Number of planned road closures to be cut

ENVIRONMENT is set to reduce the number of planned road closures at any one time on major routes.


ENVIRONMENT is set to reduce the number of planned road closures at any one time on major routes.

The department has blamed emergency works for its decision to cut the number of major thoroughfares allowed to be shut at one time from eight to seven.

The change, which will come into force from the beginning of next year, will apply only to the island’s main roads, including the inter-harbour route between St Sampson’s and St Peter Port, the traffic priority routes and local circulation routes.

It does not include smaller roads.

Comments for: "Number of planned road closures to be cut"

Victor Meldrew

I don't believe it...


I always ignore these signs when im out on my bike, im super fit no copper will catch me

Devil's Advocate

The major 'digger-upper' at the moment are JT, building their network 'which will benefit everybody'. However, it's easy to see that they're only linking the States buildings together. Anybody living in the Rohais thinking they'll get Gigabit broadband in 6 months time is living in cloud cuckoo land. For JT to provide those sort of speeds to customers will require all the roads to be dug up again!


But we will continue to see far too many roads closed with the excuse that it's due to the requirements of health and safety, when in reality it's because nobody seems capable of exercising any degree of common sense.

Why close a road for days or weeks when the only obstruction is smaller than a medium sized wheelie-bin (smaller than a smart car!), and no workmen have been there for the last 5-6 days?

I accept that the safety of workmen is essential, but we do see so many roads closed for no sensible reason. Not to wonder why people continue to ignore the abundant and often confusing "road-closed" signs!
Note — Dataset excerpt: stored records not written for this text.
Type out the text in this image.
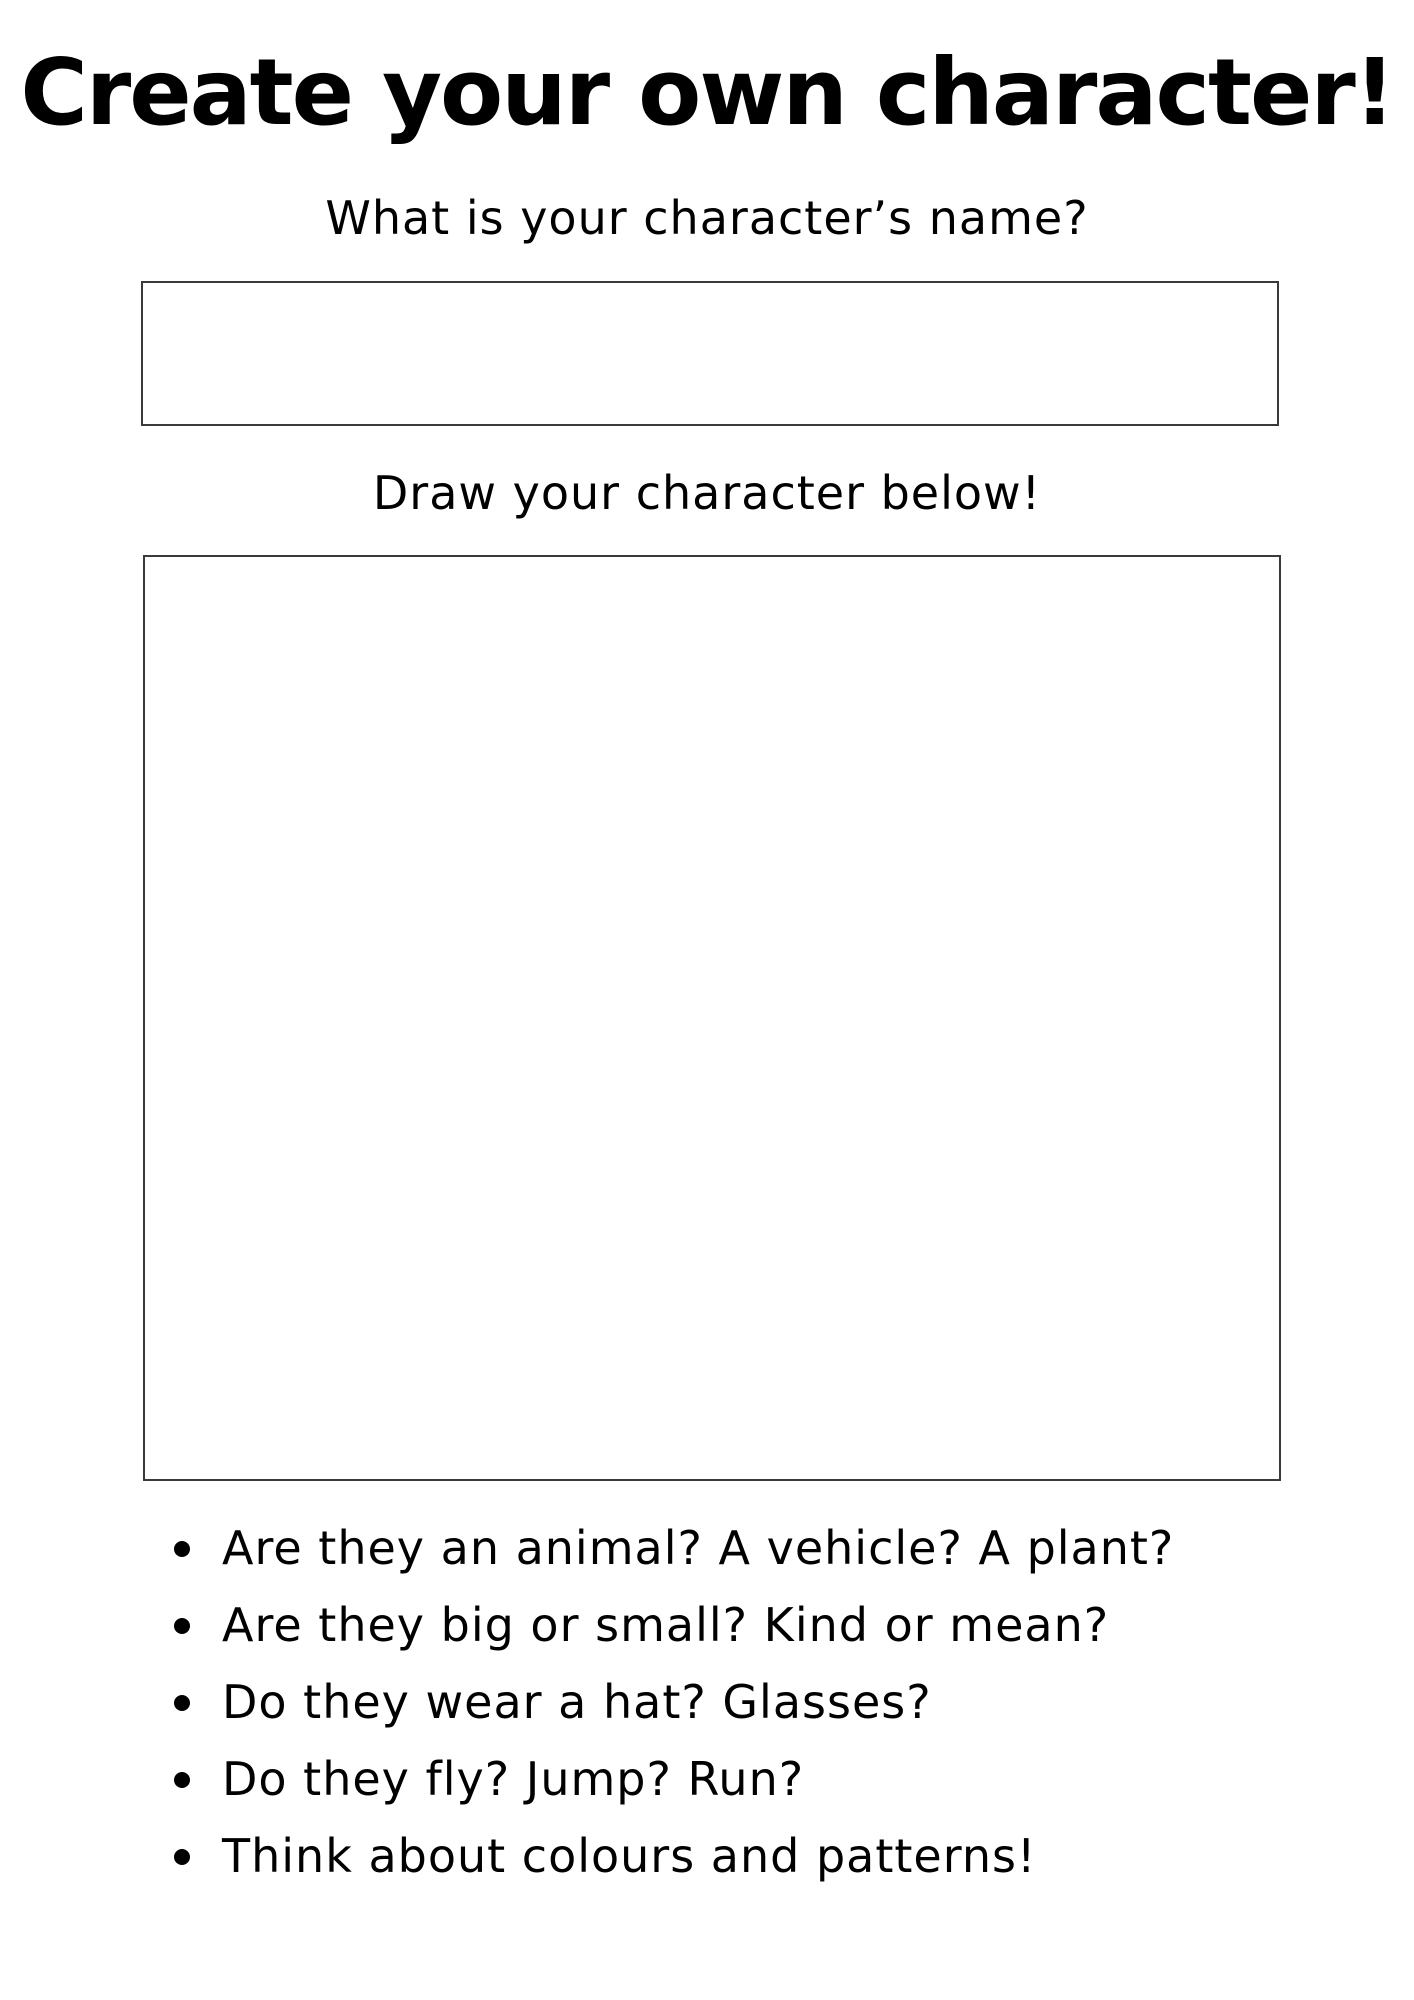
Create your own character!
What is your character’s name?
Draw your character below!
Are they an animal? A vehicle? A plant?
Are they big or small? Kind or mean?
Do they wear a hat? Glasses?
Do they fly? Jump? Run?
Think about colours and patterns!
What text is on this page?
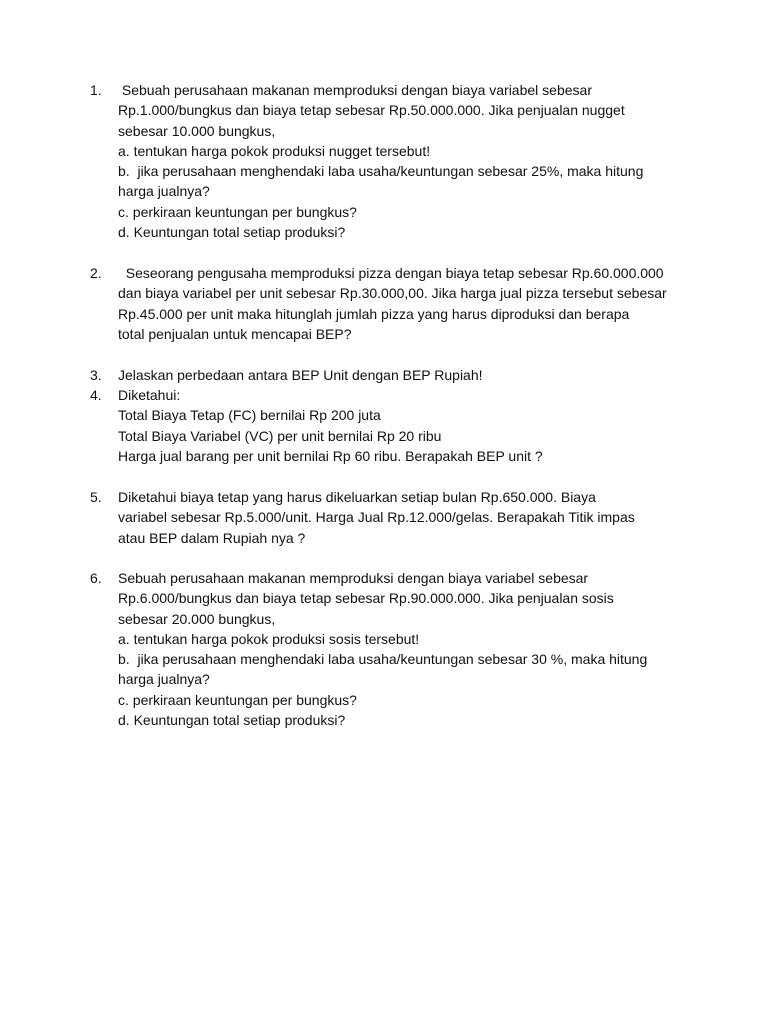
1.	Sebuah perusahaan makanan memproduksi dengan biaya variabel sebesar
Rp.1.000/bungkus dan biaya tetap sebesar Rp.50.000.000. Jika penjualan nugget
sebesar 10.000 bungkus,
a. tentukan harga pokok produksi nugget tersebut!
b.  jika perusahaan menghendaki laba usaha/keuntungan sebesar 25%, maka hitung
harga jualnya?
c. perkiraan keuntungan per bungkus?
d. Keuntungan total setiap produksi?
2.	Seseorang pengusaha memproduksi pizza dengan biaya tetap sebesar Rp.60.000.000
dan biaya variabel per unit sebesar Rp.30.000,00. Jika harga jual pizza tersebut sebesar
Rp.45.000 per unit maka hitunglah jumlah pizza yang harus diproduksi dan berapa
total penjualan untuk mencapai BEP?
3.	Jelaskan perbedaan antara BEP Unit dengan BEP Rupiah!
4.	Diketahui:
Total Biaya Tetap (FC) bernilai Rp 200 juta
Total Biaya Variabel (VC) per unit bernilai Rp 20 ribu
Harga jual barang per unit bernilai Rp 60 ribu. Berapakah BEP unit ?
5.	Diketahui biaya tetap yang harus dikeluarkan setiap bulan Rp.650.000. Biaya
variabel sebesar Rp.5.000/unit. Harga Jual Rp.12.000/gelas. Berapakah Titik impas
atau BEP dalam Rupiah nya ?
6.	Sebuah perusahaan makanan memproduksi dengan biaya variabel sebesar
Rp.6.000/bungkus dan biaya tetap sebesar Rp.90.000.000. Jika penjualan sosis
sebesar 20.000 bungkus,
a. tentukan harga pokok produksi sosis tersebut!
b.  jika perusahaan menghendaki laba usaha/keuntungan sebesar 30 %, maka hitung
harga jualnya?
c. perkiraan keuntungan per bungkus?
d. Keuntungan total setiap produksi?
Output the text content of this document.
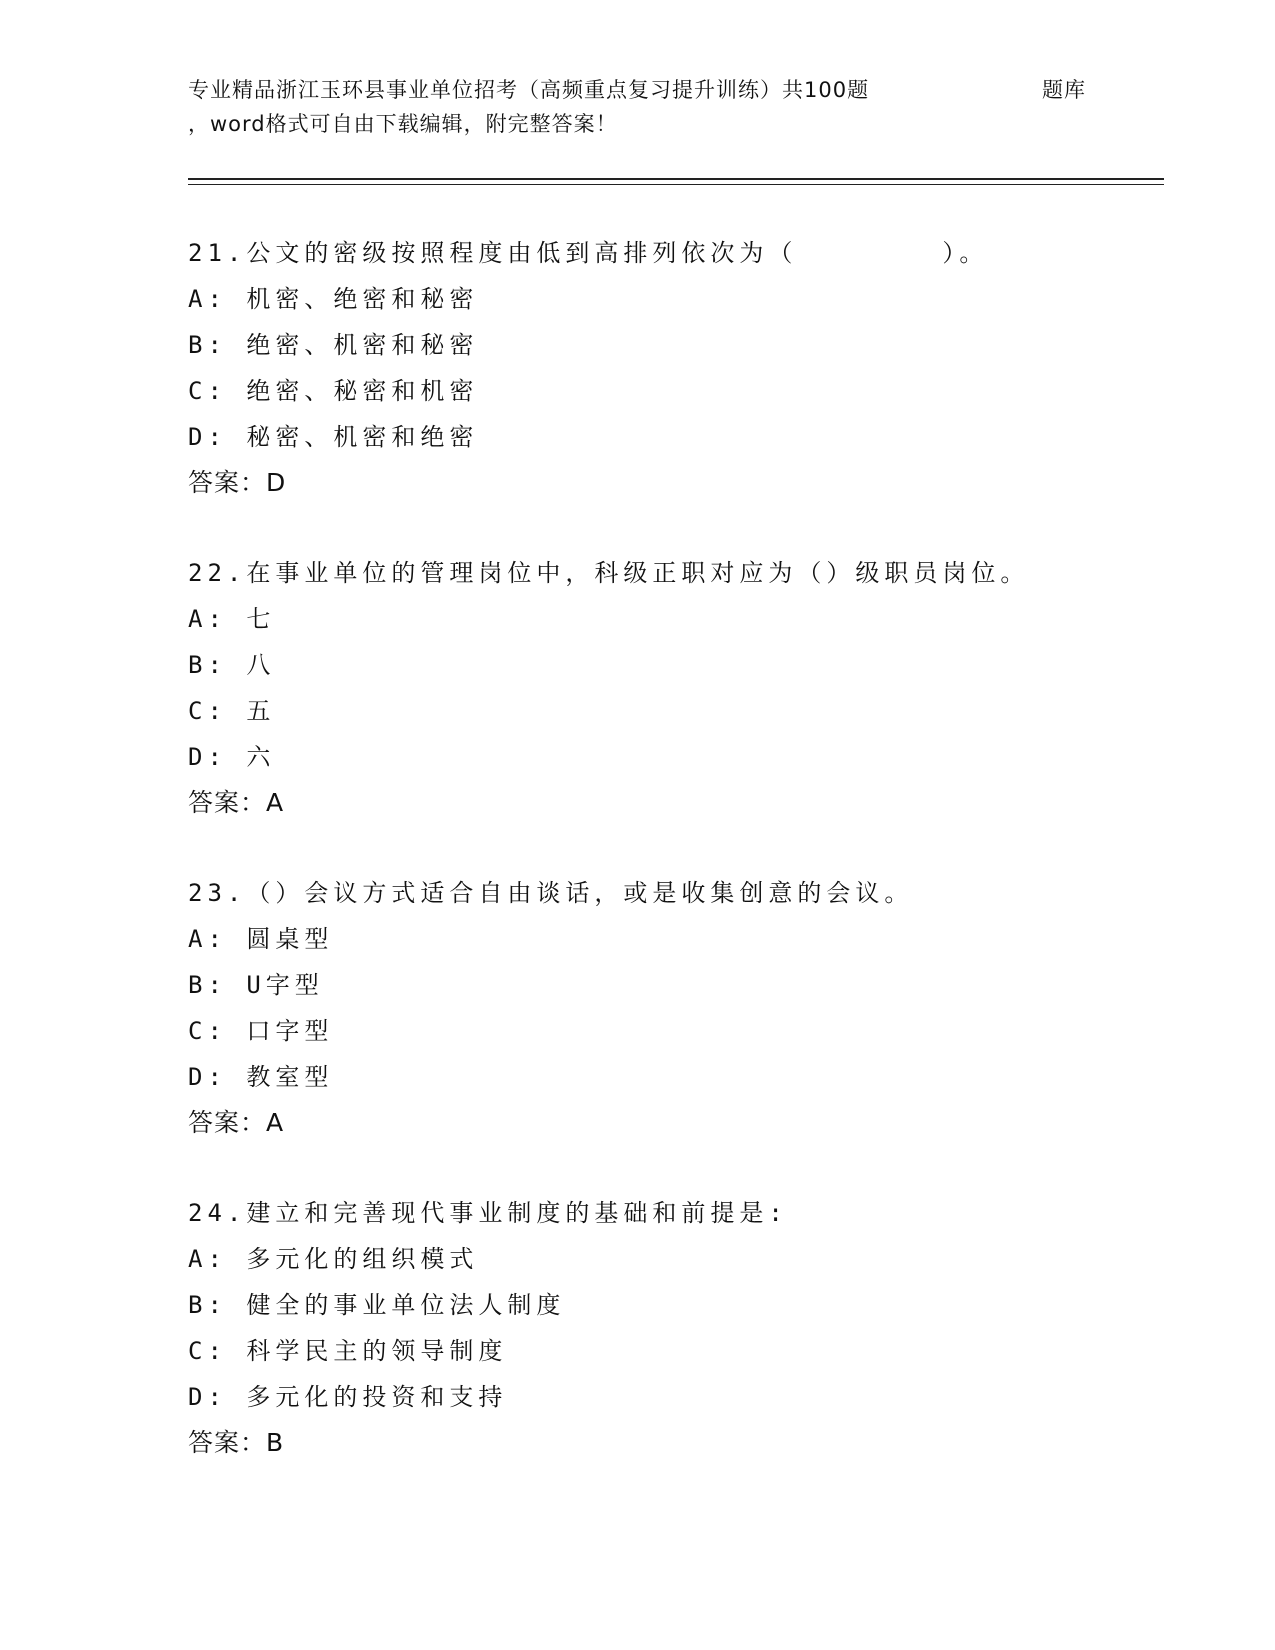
专业精品浙江玉环县事业单位招考（高频重点复习提升训练）共100题	题库
，word格式可自由下载编辑，附完整答案！
21.公文的密级按照程度由低到高排列依次为（　　　　　）。
A: 机密、绝密和秘密
B: 绝密、机密和秘密
C: 绝密、秘密和机密
D: 秘密、机密和绝密
答案：D
22.在事业单位的管理岗位中，科级正职对应为（）级职员岗位。
A: 七
B: 八
C: 五
D: 六
答案：A
23.（）会议方式适合自由谈话，或是收集创意的会议。
A: 圆桌型
B: U字型
C: 口字型
D: 教室型
答案：A
24.建立和完善现代事业制度的基础和前提是:
A: 多元化的组织模式
B: 健全的事业单位法人制度
C: 科学民主的领导制度
D: 多元化的投资和支持
答案：B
I cycle to work and refuse to accept a 2.5 mile diversion up a hill when I know that I can get off and walk past the work site if necessary.


The customer will have to pay again how stupid are you mr Domaille


Sure and Wave are closing too many roads, major & minor!

Why can't they use the existing underground network to do whatever needed?

No doubt someone has a good answer

Dai Version

Environment have reinforced it - the Car is King!

My view is that anyone who benefits from mains water, gas, electricity, telephone, internet, main drains or whatever has no right to whinge about road works.


Ah, main drains and gas would be a dream come true for several of us!


Wow ! Less road closures sounds wonderful BUT when you read the article carefully you will see that it is only the planned closures to major roads being reduced. Why are they doing this ? Because the number of emergency closures is increasing. Why should that be? Perhaps it is because the services know that if they just ask for a road closure they have to wait a bit but if they say "Its an emergency!" they get immediate closure. It would be interesting to know what percentage of , say, electricity closures is for emergency and what percentage for service extensions etc.

If Environment were to charge by the hour for any road closure the holdups would be minimized. Yes, the customer would pay in the end but is that so wrong? If the customer wants an improved/extra service why should all the other consumers pay for the costs of the closures and the reinstatement of the road surface? Time to take a fresh look at the whole issue.

the oldguern

Road closures and cutting the Vale off is just another one of those States U-turns.

After all 250 years ago they spent thousands filling in the Braye Du Val, to make a road access, now they want to stop the access again, or is it another Vale douzaine ploy to keep those heg veg people from other parishes away from L'ancresse


Old Guern,

Why would the States wish to cut the Vale off from the rest of the Island ? As Dep. Jones famously once said, the only reason the States of the time filled in the Braye du Valle was so that the lorries carrying the rubbish from the national park could reach the tip.